I've been exploring the possibility of changing my name. I'm a bit more trans than I was giving myself credit for; I had a funny moment involving some dysphoria that I hadn't experienced before, but don't want to go too far into detail about. And now, my deadname, derived from the greek root meaning "manly," has not been sparking joy.

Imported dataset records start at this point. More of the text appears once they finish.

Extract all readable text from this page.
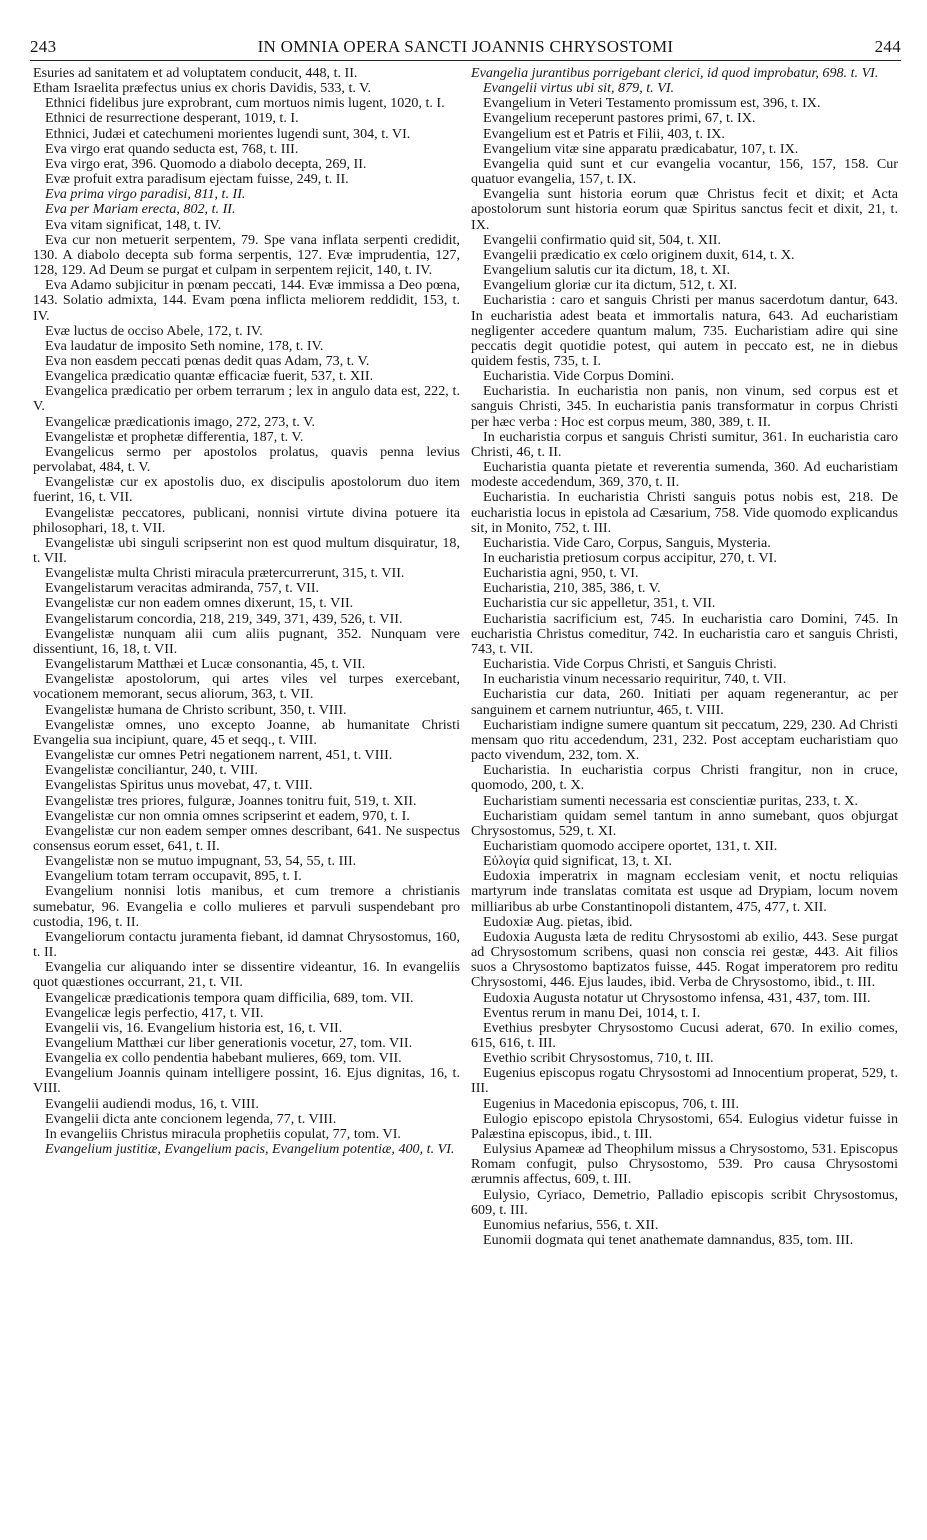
243	IN OMNIA OPERA SANCTI JOANNIS CHRYSOSTOMI	244

Esuries ad sanitatem et ad voluptatem conducit, 448, t. II.

Etham Israelita præfectus unius ex choris Davidis, 533, t. V.

Ethnici fidelibus jure exprobrant, cum mortuos nimis lugent, 1020, t. I.

Ethnici de resurrectione desperant, 1019, t. I.

Ethnici, Judæi et catechumeni morientes lugendi sunt, 304, t. VI.

Eva virgo erat quando seducta est, 768, t. III.

Eva virgo erat, 396. Quomodo a diabolo decepta, 269, II.

Evæ profuit extra paradisum ejectam fuisse, 249, t. II.

Eva prima virgo paradisi, 811, t. II.

Eva per Mariam erecta, 802, t. II.

Eva vitam significat, 148, t. IV.

Eva cur non metuerit serpentem, 79. Spe vana inflata serpenti credidit, 130. A diabolo decepta sub forma serpentis, 127. Evæ imprudentia, 127, 128, 129. Ad Deum se purgat et culpam in serpentem rejicit, 140, t. IV.

Eva Adamo subjicitur in pœnam peccati, 144. Evæ immissa a Deo pœna, 143. Solatio admixta, 144. Evam pœna inflicta meliorem reddidit, 153, t. IV.

Evæ luctus de occiso Abele, 172, t. IV.

Eva laudatur de imposito Seth nomine, 178, t. IV.

Eva non easdem peccati pœnas dedit quas Adam, 73, t. V.

Evangelica prædicatio quantæ efficaciæ fuerit, 537, t. XII.

Evangelica prædicatio per orbem terrarum ; lex in angulo data est, 222, t. V.

Evangelicæ prædicationis imago, 272, 273, t. V.

Evangelistæ et prophetæ differentia, 187, t. V.

Evangelicus sermo per apostolos prolatus, quavis penna levius pervolabat, 484, t. V.

Evangelistæ cur ex apostolis duo, ex discipulis apostolorum duo item fuerint, 16, t. VII.

Evangelistæ peccatores, publicani, nonnisi virtute divina potuere ita philosophari, 18, t. VII.

Evangelistæ ubi singuli scripserint non est quod multum disquiratur, 18, t. VII.

Evangelistæ multa Christi miracula prætercurrerunt, 315, t. VII.

Evangelistarum veracitas admiranda, 757, t. VII.

Evangelistæ cur non eadem omnes dixerunt, 15, t. VII.

Evangelistarum concordia, 218, 219, 349, 371, 439, 526, t. VII.

Evangelistæ nunquam alii cum aliis pugnant, 352. Nunquam vere dissentiunt, 16, 18, t. VII.

Evangelistarum Matthæi et Lucæ consonantia, 45, t. VII.

Evangelistæ apostolorum, qui artes viles vel turpes exercebant, vocationem memorant, secus aliorum, 363, t. VII.

Evangelistæ humana de Christo scribunt, 350, t. VIII.

Evangelistæ omnes, uno excepto Joanne, ab humanitate Christi Evangelia sua incipiunt, quare, 45 et seqq., t. VIII.

Evangelistæ cur omnes Petri negationem narrent, 451, t. VIII.

Evangelistæ conciliantur, 240, t. VIII.

Evangelistas Spiritus unus movebat, 47, t. VIII.

Evangelistæ tres priores, fulguræ, Joannes tonitru fuit, 519, t. XII.

Evangelistæ cur non omnia omnes scripserint et eadem, 970, t. I.

Evangelistæ cur non eadem semper omnes describant, 641. Ne suspectus consensus eorum esset, 641, t. II.

Evangelistæ non se mutuo impugnant, 53, 54, 55, t. III.

Evangelium totam terram occupavit, 895, t. I.

Evangelium nonnisi lotis manibus, et cum tremore a christianis sumebatur, 96. Evangelia e collo mulieres et parvuli suspendebant pro custodia, 196, t. II.

Evangeliorum contactu juramenta fiebant, id damnat Chrysostomus, 160, t. II.

Evangelia cur aliquando inter se dissentire videantur, 16. In evangeliis quot quæstiones occurrant, 21, t. VII.

Evangelicæ prædicationis tempora quam difficilia, 689, tom. VII.

Evangelicæ legis perfectio, 417, t. VII.

Evangelii vis, 16. Evangelium historia est, 16, t. VII.

Evangelium Matthæi cur liber generationis vocetur, 27, tom. VII.

Evangelia ex collo pendentia habebant mulieres, 669, tom. VII.

Evangelium Joannis quinam intelligere possint, 16. Ejus dignitas, 16, t. VIII.

Evangelii audiendi modus, 16, t. VIII.

Evangelii dicta ante concionem legenda, 77, t. VIII.

In evangeliis Christus miracula prophetiis copulat, 77, tom. VI.

Evangelium justitiæ, Evangelium pacis, Evangelium potentiæ, 400, t. VI.

Evangelia jurantibus porrigebant clerici, id quod improbatur, 698. t. VI.

Evangelii virtus ubi sit, 879, t. VI.

Evangelium in Veteri Testamento promissum est, 396, t. IX.

Evangelium receperunt pastores primi, 67, t. IX.

Evangelium est et Patris et Filii, 403, t. IX.

Evangelium vitæ sine apparatu prædicabatur, 107, t. IX.

Evangelia quid sunt et cur evangelia vocantur, 156, 157, 158. Cur quatuor evangelia, 157, t. IX.

Evangelia sunt historia eorum quæ Christus fecit et dixit; et Acta apostolorum sunt historia eorum quæ Spiritus sanctus fecit et dixit, 21, t. IX.

Evangelii confirmatio quid sit, 504, t. XII.

Evangelii prædicatio ex cœlo originem duxit, 614, t. X.

Evangelium salutis cur ita dictum, 18, t. XI.

Evangelium gloriæ cur ita dictum, 512, t. XI.

Eucharistia : caro et sanguis Christi per manus sacerdotum dantur, 643. In eucharistia adest beata et immortalis natura, 643. Ad eucharistiam negligenter accedere quantum malum, 735. Eucharistiam adire qui sine peccatis degit quotidie potest, qui autem in peccato est, ne in diebus quidem festis, 735, t. I.

Eucharistia. Vide Corpus Domini.

Eucharistia. In eucharistia non panis, non vinum, sed corpus est et sanguis Christi, 345. In eucharistia panis transformatur in corpus Christi per hæc verba : Hoc est corpus meum, 380, 389, t. II.

In eucharistia corpus et sanguis Christi sumitur, 361. In eucharistia caro Christi, 46, t. II.

Eucharistia quanta pietate et reverentia sumenda, 360. Ad eucharistiam modeste accedendum, 369, 370, t. II.

Eucharistia. In eucharistia Christi sanguis potus nobis est, 218. De eucharistia locus in epistola ad Cæsarium, 758. Vide quomodo explicandus sit, in Monito, 752, t. III.

Eucharistia. Vide Caro, Corpus, Sanguis, Mysteria.

In eucharistia pretiosum corpus accipitur, 270, t. VI.

Eucharistia agni, 950, t. VI.

Eucharistia, 210, 385, 386, t. V.

Eucharistia cur sic appelletur, 351, t. VII.

Eucharistia sacrificium est, 745. In eucharistia caro Domini, 745. In eucharistia Christus comeditur, 742. In eucharistia caro et sanguis Christi, 743, t. VII.

Eucharistia. Vide Corpus Christi, et Sanguis Christi.

In eucharistia vinum necessario requiritur, 740, t. VII.

Eucharistia cur data, 260. Initiati per aquam regenerantur, ac per sanguinem et carnem nutriuntur, 465, t. VIII.

Eucharistiam indigne sumere quantum sit peccatum, 229, 230. Ad Christi mensam quo ritu accedendum, 231, 232. Post acceptam eucharistiam quo pacto vivendum, 232, tom. X.

Eucharistia. In eucharistia corpus Christi frangitur, non in cruce, quomodo, 200, t. X.

Eucharistiam sumenti necessaria est conscientiæ puritas, 233, t. X.

Eucharistiam quidam semel tantum in anno sumebant, quos objurgat Chrysostomus, 529, t. XI.

Eucharistiam quomodo accipere oportet, 131, t. XII.

Εὐλογία quid significat, 13, t. XI.

Eudoxia imperatrix in magnam ecclesiam venit, et noctu reliquias martyrum inde translatas comitata est usque ad Drypiam, locum novem milliaribus ab urbe Constantinopoli distantem, 475, 477, t. XII.

Eudoxiæ Aug. pietas, ibid.

Eudoxia Augusta læta de reditu Chrysostomi ab exilio, 443. Sese purgat ad Chrysostomum scribens, quasi non conscia rei gestæ, 443. Ait filios suos a Chrysostomo baptizatos fuisse, 445. Rogat imperatorem pro reditu Chrysostomi, 446. Ejus laudes, ibid. Verba de Chrysostomo, ibid., t. III.

Eudoxia Augusta notatur ut Chrysostomo infensa, 431, 437, tom. III.

Eventus rerum in manu Dei, 1014, t. I.

Evethius presbyter Chrysostomo Cucusi aderat, 670. In exilio comes, 615, 616, t. III.

Evethio scribit Chrysostomus, 710, t. III.

Eugenius episcopus rogatu Chrysostomi ad Innocentium properat, 529, t. III.

Eugenius in Macedonia episcopus, 706, t. III.

Eulogio episcopo epistola Chrysostomi, 654. Eulogius videtur fuisse in Palæstina episcopus, ibid., t. III.

Eulysius Apameæ ad Theophilum missus a Chrysostomo, 531. Episcopus Romam confugit, pulso Chrysostomo, 539. Pro causa Chrysostomi ærumnis affectus, 609, t. III.

Eulysio, Cyriaco, Demetrio, Palladio episcopis scribit Chrysostomus, 609, t. III.

Eunomius nefarius, 556, t. XII.

Eunomii dogmata qui tenet anathemate damnandus, 835, tom. III.
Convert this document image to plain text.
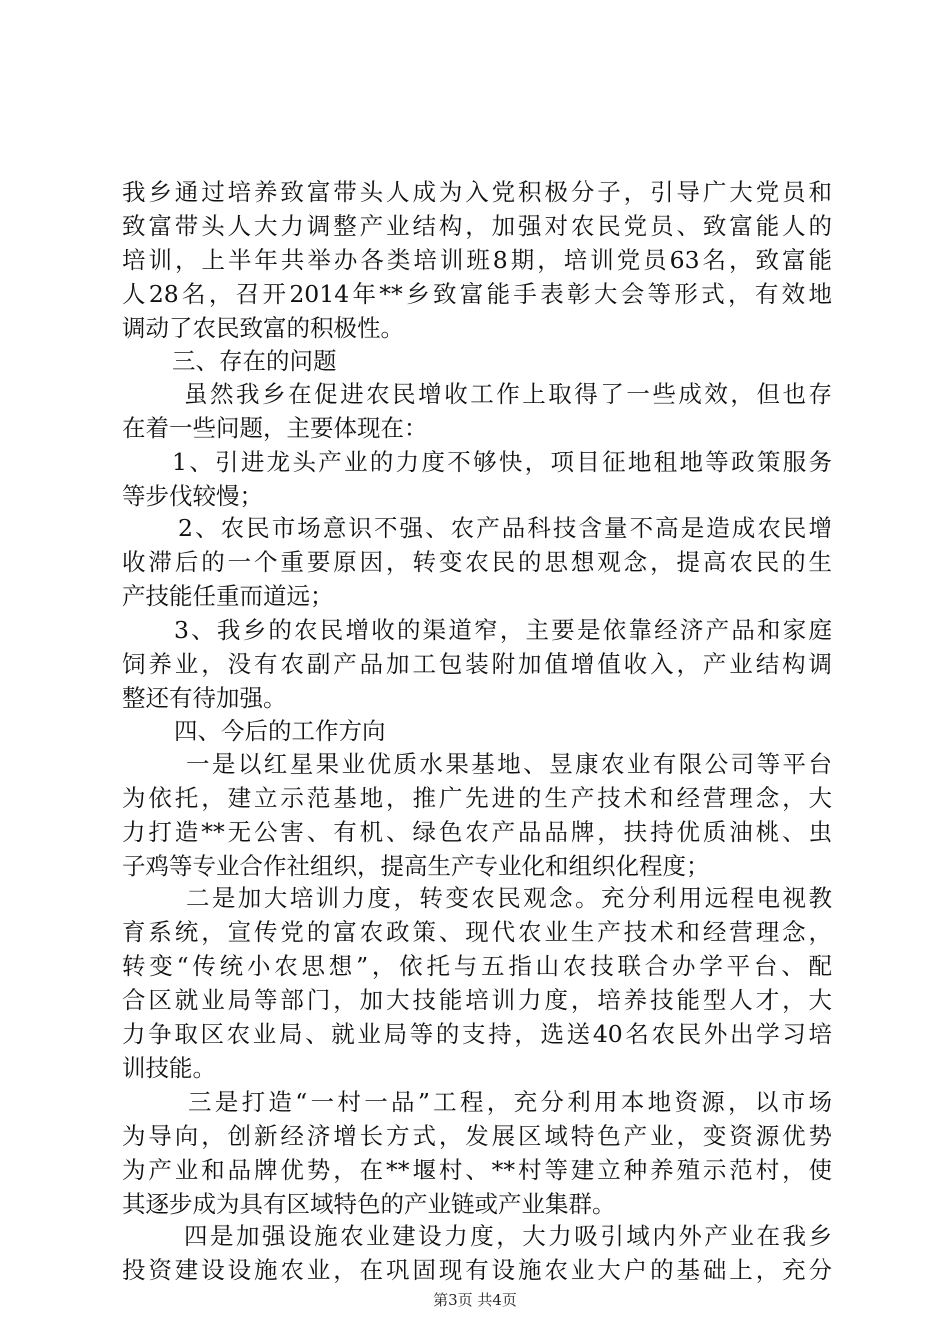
我乡通过培养致富带头人成为入党积极分子，引导广大党员和
致富带头人大力调整产业结构，加强对农民党员、致富能人的
培训，上半年共举办各类培训班8期，培训党员63名，致富能
人28名，召开2014年**乡致富能手表彰大会等形式，有效地
调动了农民致富的积极性。
三、存在的问题
虽然我乡在促进农民增收工作上取得了一些成效，但也存
在着一些问题，主要体现在：
1、引进龙头产业的力度不够快，项目征地租地等政策服务
等步伐较慢；
2、农民市场意识不强、农产品科技含量不高是造成农民增
收滞后的一个重要原因，转变农民的思想观念，提高农民的生
产技能任重而道远；
3、我乡的农民增收的渠道窄，主要是依靠经济产品和家庭
饲养业，没有农副产品加工包装附加值增值收入，产业结构调
整还有待加强。
四、今后的工作方向
一是以红星果业优质水果基地、昱康农业有限公司等平台
为依托，建立示范基地，推广先进的生产技术和经营理念，大
力打造**无公害、有机、绿色农产品品牌，扶持优质油桃、虫
子鸡等专业合作社组织，提高生产专业化和组织化程度；
二是加大培训力度，转变农民观念。充分利用远程电视教
育系统，宣传党的富农政策、现代农业生产技术和经营理念，
转变“传统小农思想”，依托与五指山农技联合办学平台、配
合区就业局等部门，加大技能培训力度，培养技能型人才，大
力争取区农业局、就业局等的支持，选送40名农民外出学习培
训技能。
三是打造“一村一品”工程，充分利用本地资源，以市场
为导向，创新经济增长方式，发展区域特色产业，变资源优势
为产业和品牌优势，在**堰村、**村等建立种养殖示范村，使
其逐步成为具有区域特色的产业链或产业集群。
四是加强设施农业建设力度，大力吸引域内外产业在我乡
投资建设设施农业，在巩固现有设施农业大户的基础上，充分
第3页 共4页
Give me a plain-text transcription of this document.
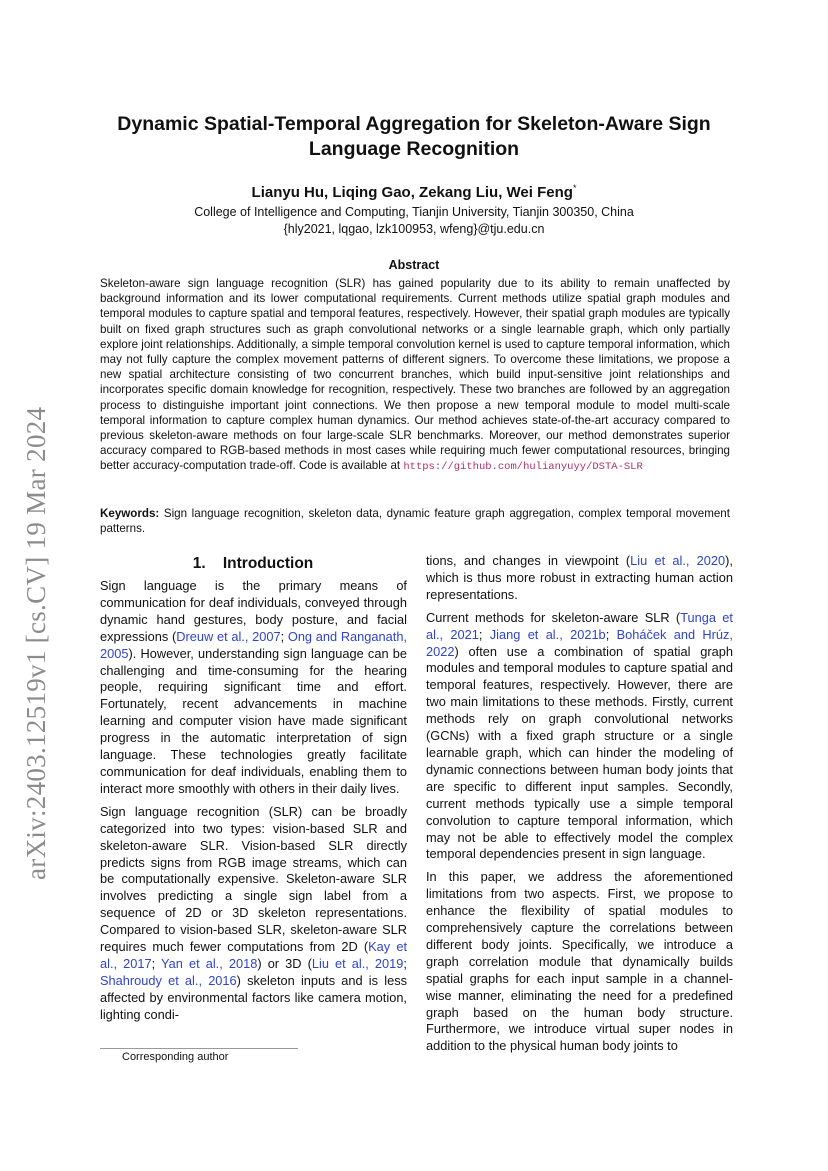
arXiv:2403.12519v1 [cs.CV] 19 Mar 2024
Dynamic Spatial-Temporal Aggregation for Skeleton-Aware Sign Language Recognition
Lianyu Hu, Liqing Gao, Zekang Liu, Wei Feng*
College of Intelligence and Computing, Tianjin University, Tianjin 300350, China
{hly2021, lqgao, lzk100953, wfeng}@tju.edu.cn
Abstract
Skeleton-aware sign language recognition (SLR) has gained popularity due to its ability to remain unaffected by background information and its lower computational requirements. Current methods utilize spatial graph modules and temporal modules to capture spatial and temporal features, respectively. However, their spatial graph modules are typically built on fixed graph structures such as graph convolutional networks or a single learnable graph, which only partially explore joint relationships. Additionally, a simple temporal convolution kernel is used to capture temporal information, which may not fully capture the complex movement patterns of different signers. To overcome these limitations, we propose a new spatial architecture consisting of two concurrent branches, which build input-sensitive joint relationships and incorporates specific domain knowledge for recognition, respectively. These two branches are followed by an aggregation process to distinguishe important joint connections. We then propose a new temporal module to model multi-scale temporal information to capture complex human dynamics. Our method achieves state-of-the-art accuracy compared to previous skeleton-aware methods on four large-scale SLR benchmarks. Moreover, our method demonstrates superior accuracy compared to RGB-based methods in most cases while requiring much fewer computational resources, bringing better accuracy-computation trade-off. Code is available at https://github.com/hulianyuyy/DSTA-SLR
Keywords: Sign language recognition, skeleton data, dynamic feature graph aggregation, complex temporal movement patterns.
1. Introduction

Sign language is the primary means of communication for deaf individuals, conveyed through dynamic hand gestures, body posture, and facial expressions (Dreuw et al., 2007; Ong and Ranganath, 2005). However, understanding sign language can be challenging and time-consuming for the hearing people, requiring significant time and effort. Fortunately, recent advancements in machine learning and computer vision have made significant progress in the automatic interpretation of sign language. These technologies greatly facilitate communication for deaf individuals, enabling them to interact more smoothly with others in their daily lives.

Sign language recognition (SLR) can be broadly categorized into two types: vision-based SLR and skeleton-aware SLR. Vision-based SLR directly predicts signs from RGB image streams, which can be computationally expensive. Skeleton-aware SLR involves predicting a single sign label from a sequence of 2D or 3D skeleton representations. Compared to vision-based SLR, skeleton-aware SLR requires much fewer computations from 2D (Kay et al., 2017; Yan et al., 2018) or 3D (Liu et al., 2019; Shahroudy et al., 2016) skeleton inputs and is less affected by environmental factors like camera motion, lighting condi-

tions, and changes in viewpoint (Liu et al., 2020), which is thus more robust in extracting human action representations.

Current methods for skeleton-aware SLR (Tunga et al., 2021; Jiang et al., 2021b; Boháček and Hrúz, 2022) often use a combination of spatial graph modules and temporal modules to capture spatial and temporal features, respectively. However, there are two main limitations to these methods. Firstly, current methods rely on graph convolutional networks (GCNs) with a fixed graph structure or a single learnable graph, which can hinder the modeling of dynamic connections between human body joints that are specific to different input samples. Secondly, current methods typically use a simple temporal convolution to capture temporal information, which may not be able to effectively model the complex temporal dependencies present in sign language.

In this paper, we address the aforementioned limitations from two aspects. First, we propose to enhance the flexibility of spatial modules to comprehensively capture the correlations between different body joints. Specifically, we introduce a graph correlation module that dynamically builds spatial graphs for each input sample in a channel-wise manner, eliminating the need for a predefined graph based on the human body structure. Furthermore, we introduce virtual super nodes in addition to the physical human body joints to

Corresponding author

I've thought about my name in various forms over the years. During a formative moment in my gender journey, I was reading YA lesbian fiction, and Nancy Farmer's "Annie on my Mind" had me thinking of taking the name Annie as a first step. I have journal entries from a decade ago referring to myself by that name; if you visited this gemlog in April (I think?) I even introduced myself by that before switching to the pseudonymous 'hush.'
There was a period where I was thinking of Irish names, since my last name and heritage are suitably such; Aoife? Aine? Merrill/Merrit? For a time, I was very attached to maintaining my initials. I'm not so much, now.
I did have an interesting question pop up, though. How would I know? What does it feel like to like the name you go by? I asked this in the town chat, and while I didn't get an actionable answer, it did lead to a fun moment of several of us changing our chat nicks. I felt very supported.
I've been going by Everly online and with a couple friends of late. It means "wild boar in a forest clearing," and I also find the idea of shortening it to Ever to be evocative. It feels nice when I read it out? I don't know how to describe the feeling. It is a joy; It is not a joy of belonging, necessarily, so much as pride, maybe? I chose this thing.
I'm not sure how to know if this is a name I'll stick with, or if I'm just having a bit of a "honeymoon" with this and the shine will wear off.